Mathematical Background

This problem involves summing the diagonal elements of a square spiral formed by placing numbers in a clockwise pattern starting from the center. The spiral grows by adding layers, with each layer $n$ having side length $2n-1$ . The corners of each layer follow a predictable pattern: for layer $n$ , the corner values are $n^2$ , $n^2 - (n-1)$ , $n^2 - 2(n-1)$ , and $n^2 - 3(n-1)$ .

Algorithm Analysis

The solution iterates through each layer of the spiral, calculating the four corner values and adding them to a running sum. Starting with the center value of 1, it processes layers from size 3 to the target size (1001) in steps of 2. Each layer computation is $O(1)$ , resulting in $O(n)$ time complexity where $n$ is the spiral size. Space complexity is $O(1)$ as only a few variables are used.

Key Insights

The diagonal sum can be computed without constructing the entire spiral grid. Each layer contributes exactly four diagonal elements (except the center layer), and their values follow the pattern derived from the spiral’s growth.
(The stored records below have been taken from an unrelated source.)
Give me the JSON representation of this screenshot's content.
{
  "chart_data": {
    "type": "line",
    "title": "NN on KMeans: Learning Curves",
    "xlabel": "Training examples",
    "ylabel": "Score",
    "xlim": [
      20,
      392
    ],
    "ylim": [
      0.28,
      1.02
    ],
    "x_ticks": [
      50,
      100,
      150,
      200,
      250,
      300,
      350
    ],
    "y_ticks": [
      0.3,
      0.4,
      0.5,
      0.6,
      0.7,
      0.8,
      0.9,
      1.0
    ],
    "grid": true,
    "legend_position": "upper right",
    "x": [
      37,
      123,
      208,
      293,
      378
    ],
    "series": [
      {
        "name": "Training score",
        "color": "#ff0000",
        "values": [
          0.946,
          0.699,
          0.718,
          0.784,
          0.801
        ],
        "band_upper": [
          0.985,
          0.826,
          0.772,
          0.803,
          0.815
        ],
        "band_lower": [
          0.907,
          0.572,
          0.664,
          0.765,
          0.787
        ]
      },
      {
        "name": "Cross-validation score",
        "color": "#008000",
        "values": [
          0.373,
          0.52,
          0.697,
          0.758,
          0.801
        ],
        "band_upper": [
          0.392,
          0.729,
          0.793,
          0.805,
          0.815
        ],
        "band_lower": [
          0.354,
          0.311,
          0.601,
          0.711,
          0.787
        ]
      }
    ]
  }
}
For a $1001 \times 1001$ spiral, there are 500 layers beyond the center, giving a total of 2001 diagonal elements summing to 669,171,001.

Educational Value

This problem demonstrates pattern recognition in mathematical sequences and the power of mathematical insight over brute-force computation. It teaches how to identify regularities in seemingly complex structures and derive closed-form formulas for efficient calculation, avoiding the need to generate large data structures.